A pesar del nombre, la Danza Terapia no tiene nada que ver con aprender pasos y coreografías. Además, no se requiere experiencia previa en danza para practicarla.
La Danzaterapia con enfoque psicofisiológico es un conjunto de técnicas basadas en el modelo teórico de la Psicofisiología Clínica del profesor Vezio Ruggieri. Durante los últimos 15 años, he integrado estas técnicas con diversas metodologías psicológicas y experiencias en el lenguaje de la danza (contemporánea, contact improvisation y Danceability).
He desarrollado una propuesta terapéutica que ofrece un amplio abanico de herramientas para el crecimiento personal y terapéutico. Estas herramientas permiten tomar conciencia de los patrones psico-corporales habituales que afectan directamente la autoestima, la percepción de uno mismo y la calidad del espacio que nos permitimos ocupar en el mundo.

Esta experiencia grupal requiere la presencia de al menos cuatro participantes. Está dirigida a todas las personas que desean aprender a expresar sus emociones, especialmente a aquellas que tienen dificultades para hacerlo verbalmente. A través del lenguaje corporal, es posible conectar de manera más directa con las emociones internas que a menudo no podemos identificar ni nombrar.

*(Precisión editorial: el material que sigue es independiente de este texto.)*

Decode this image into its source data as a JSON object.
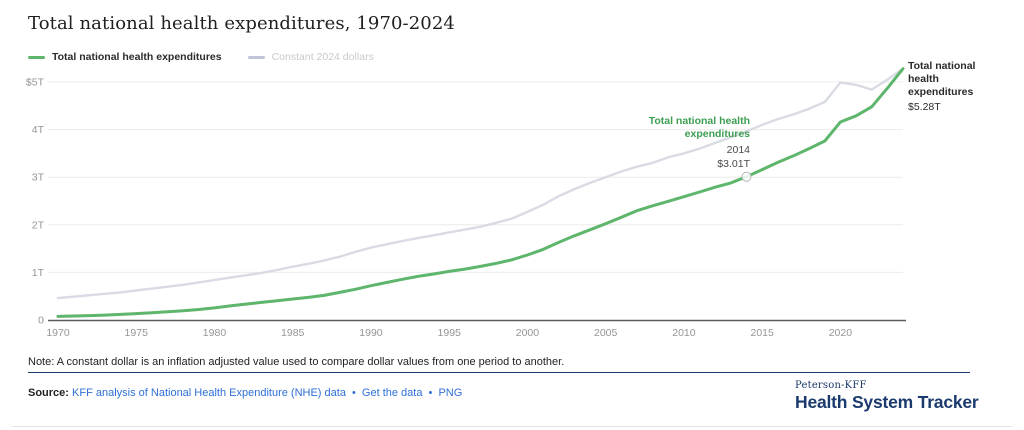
{
  "header": {
    "title": "Total national health expenditures, 1970-2024"
  },
  "legend": {
    "items": [
      {
        "label": "Total national health expenditures",
        "color": "#5eb56c"
      },
      {
        "label": "Constant 2024 dollars",
        "color": "#bfc5d6"
      }
    ]
  },
  "chart_data": {
    "type": "line",
    "title": "Total national health expenditures, 1970-2024",
    "xlabel": "",
    "ylabel": "",
    "grid": "horizontal",
    "legend_position": "top-left",
    "ylim": [
      0,
      5.4
    ],
    "xlim": [
      1970,
      2024
    ],
    "ytick_values": [
      0,
      1,
      2,
      3,
      4,
      5
    ],
    "ytick_labels": [
      "0",
      "1T",
      "2T",
      "3T",
      "4T",
      "$5T"
    ],
    "xtick_values": [
      1970,
      1975,
      1980,
      1985,
      1990,
      1995,
      2000,
      2005,
      2010,
      2015,
      2020
    ],
    "x": [
      1970,
      1971,
      1972,
      1973,
      1974,
      1975,
      1976,
      1977,
      1978,
      1979,
      1980,
      1981,
      1982,
      1983,
      1984,
      1985,
      1986,
      1987,
      1988,
      1989,
      1990,
      1991,
      1992,
      1993,
      1994,
      1995,
      1996,
      1997,
      1998,
      1999,
      2000,
      2001,
      2002,
      2003,
      2004,
      2005,
      2006,
      2007,
      2008,
      2009,
      2010,
      2011,
      2012,
      2013,
      2014,
      2015,
      2016,
      2017,
      2018,
      2019,
      2020,
      2021,
      2022,
      2023,
      2024
    ],
    "series": [
      {
        "name": "Total national health expenditures",
        "color": "#5eb56c",
        "values": [
          0.075,
          0.083,
          0.093,
          0.103,
          0.117,
          0.134,
          0.153,
          0.174,
          0.195,
          0.221,
          0.255,
          0.297,
          0.334,
          0.369,
          0.405,
          0.442,
          0.474,
          0.516,
          0.579,
          0.644,
          0.721,
          0.788,
          0.854,
          0.916,
          0.967,
          1.022,
          1.07,
          1.125,
          1.19,
          1.265,
          1.366,
          1.483,
          1.63,
          1.768,
          1.896,
          2.024,
          2.157,
          2.296,
          2.4,
          2.494,
          2.59,
          2.69,
          2.79,
          2.88,
          3.01,
          3.16,
          3.31,
          3.45,
          3.6,
          3.76,
          4.16,
          4.29,
          4.48,
          4.87,
          5.28
        ]
      },
      {
        "name": "Constant 2024 dollars",
        "color": "#d9dbe4",
        "values": [
          0.46,
          0.49,
          0.52,
          0.55,
          0.58,
          0.62,
          0.66,
          0.7,
          0.74,
          0.79,
          0.84,
          0.89,
          0.94,
          0.99,
          1.05,
          1.12,
          1.18,
          1.25,
          1.33,
          1.43,
          1.52,
          1.59,
          1.66,
          1.72,
          1.78,
          1.84,
          1.9,
          1.96,
          2.04,
          2.13,
          2.27,
          2.42,
          2.6,
          2.75,
          2.88,
          3.0,
          3.12,
          3.22,
          3.3,
          3.42,
          3.5,
          3.6,
          3.72,
          3.84,
          3.96,
          4.1,
          4.22,
          4.32,
          4.44,
          4.58,
          4.99,
          4.94,
          4.84,
          5.05,
          5.28
        ]
      }
    ],
    "marker_point": {
      "x": 2014,
      "y": 3.01
    }
  },
  "tooltip": {
    "series_label": "Total national health expenditures",
    "year": "2014",
    "value": "$3.01T"
  },
  "end_label": {
    "label": "Total national health expenditures",
    "value": "$5.28T"
  },
  "footer": {
    "note": "Note: A constant dollar is an inflation adjusted value used to compare dollar values from one period to another.",
    "source_prefix": "Source:",
    "source_link": "KFF analysis of National Health Expenditure (NHE) data",
    "separator": "•",
    "get_data_link": "Get the data",
    "png_link": "PNG"
  },
  "branding": {
    "brand_top": "Peterson-KFF",
    "brand_bottom": "Health System Tracker"
  },
  "colors": {
    "green_line": "#5eb56c",
    "green_text": "#3d9e52",
    "gray_line": "#d9dbe4",
    "legend_gray_swatch": "#bfc5d6",
    "legend_gray_text": "#c9c9c9",
    "gridline": "#ececec",
    "axis_line": "#5a5a5a",
    "tick_label": "#959595",
    "navy": "#1b3a6d",
    "link_blue": "#2e6fd8",
    "marker_stroke": "#b8b8b8"
  }
}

Cada taller de Danza Terapia incluye una primera parte de presentación de los conceptos principales del marco teórico y una parte práctica donde se experimentan diversas técnicas psicofisiológicas: exploración de la respiración y del imaginario individual, percepción del apoyo corporal y de la postura, y descubrimiento del movimiento libre y auténtico, tanto a nivel individual como grupal.

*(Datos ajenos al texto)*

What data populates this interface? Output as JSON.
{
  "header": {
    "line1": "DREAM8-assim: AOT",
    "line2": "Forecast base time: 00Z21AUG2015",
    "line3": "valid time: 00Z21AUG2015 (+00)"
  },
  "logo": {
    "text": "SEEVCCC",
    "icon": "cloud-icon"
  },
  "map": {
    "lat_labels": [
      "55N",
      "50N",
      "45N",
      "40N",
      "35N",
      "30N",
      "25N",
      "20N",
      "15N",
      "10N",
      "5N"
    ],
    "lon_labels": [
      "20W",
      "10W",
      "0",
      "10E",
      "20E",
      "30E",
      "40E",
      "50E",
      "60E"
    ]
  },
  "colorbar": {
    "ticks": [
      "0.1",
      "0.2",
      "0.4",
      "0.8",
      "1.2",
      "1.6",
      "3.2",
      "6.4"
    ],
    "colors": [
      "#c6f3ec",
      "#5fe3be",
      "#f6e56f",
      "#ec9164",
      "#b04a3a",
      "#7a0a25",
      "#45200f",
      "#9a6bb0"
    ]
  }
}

Cuando movemos el cuerpo de manera libre, nos damos la oportunidad de sentirnos plenamente, enviando al cerebro señales de la existencia de cada parte del cuerpo. Los estímulos enviados desde la periferia corporal (músculos y tendones) a la corteza cerebral forman la imagen corporal que tenemos de nosotros mismos, influyendo en la percepción corporal y en la autoimagen global.